Tuesday, April 3, 2012

Mythological Musings

I think I've mentioned before that I love mythology. It's fascinating to contemplate the fact that these ancient, stripped-down stories still have resonance for so many people today. What makes them eternal?

And although we have only the bare bones of each story, still it often happens that mythology contains concepts which our modern civilization has forgotten about.

The term "hermaphrodite" comes from a Greek myth in which the deities Hermes and Aphrodite had a child together, who, as they say, "combined the attributes of both genders." One encyclopedia of mythology describes this child as "a female boy," as if everyone knows what that is. According to another source, The Dictionary of Classical Mythology, Religion, Literature, and Art (available online):
The fable probably arose from the inclination, prevalent in the Eastern religions, towards confusing the attributes of both sexes. In Cyprus, for instance, a masculine Aphroditos, clad in female attire, was worshipped by the side of the goddess Aphrodite. Figures of hermaphrodites are common in art.

Wikipedia has more information about Aphroditos - includes nude photos - and the rituals celebrated in hir honor by people of all genders. Statues of a sleeping Hermaphroditos also appear to have been popular (you can't see the naughty bits from this angle, but they're there.)
sleeping Hermaphroditos
source: Wikimedia Commons
Of course, these depictions of Hermaphroditos are rather biased towards people who were born with penises. There are, however, some Greek myths about people who went the other way, such as Caeneus and Leucippus. (The Roman Ovid retells the story of Leucippus, calling him Iphis instead.)

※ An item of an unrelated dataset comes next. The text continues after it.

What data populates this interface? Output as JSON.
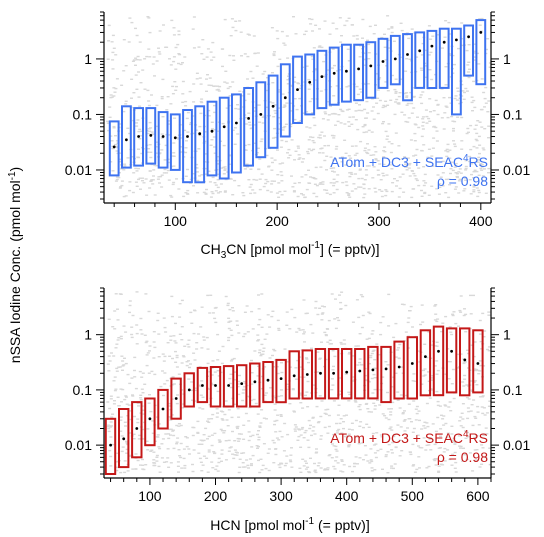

Perhaps the best-known example of gender non-conformity in Greek mythology, however, are the Amazons. They are described as female warriors - some say they live entirely separate from men, and others say that they live in a "matriarchal" society where men stay home and are subservient to women. Since that was a complete reversal of patriarchal Greek society, some people believe that the Amazons were entirely imaginary, a sort of tall tale about strange people in foreign countries, rather like the myth that people in Australia walk around upside down.

Others point to archeological and anthropological proof of the existence of "women warriors" in the same parts of the world where the Amazons were said to live. (Some said they came from Scythia - others, Africa - and there is historical evidence of female warriors in both areas.) Then again, there are other stories about Amazons living in Greece itself, and depictions of Greek heroes fighting them. Perhaps the Amazons weren't that foreign after all.

No one, as far as I know, has ever identified the Amazons as transgender. But where do we draw the line between gender non-conformity and transgender? Many depictions of trans people in traditional societies classify them as trans based on the fact that they wear the clothes and do the work of one specific gender. Moreover, it's only recently that characters such as Caeneus, Leucippus, and Aphroditos were identified as transgender or intersex. Nobody used to think in those terms. And it's quite common for trans men to be misidentified as "passing women."

One of the things I love about mythology is that each of us can create our own interpretations of it. For example, many lesbian students of mythology believe that the Amazons were lesbians, even though no ancient Greek writer, that I am aware of, ever made that suggestion. Likewise, if I want to speculate that the Amazons were trans men, I'm free to do so.

Besides their gender presentation, there's another aspect of the Amazon myth that speaks to modern trans men. It's said that the Amazons used to have their breasts surgically removed. Oddly, this "top surgery" takes the form of a myth within a myth - by that I mean, Greek writers said that Amazons cut off one of their breasts, but Greek artists and sculptors never portrayed them with breasts missing. It's been suggested that this voluntary mastectomy is the equivalent of voluntary castration, described in the myth of Attis and carried out, we are told by many people who wished to serve the Goddess.
source: Wikimedia Commons
Here is a picture of an Amazon from Scythia. I want to mention that although hir clothes are not traditional female garb, they are meant to be those of a foreigner. Greek Amazons generally wore the same type of clothing as Greek men.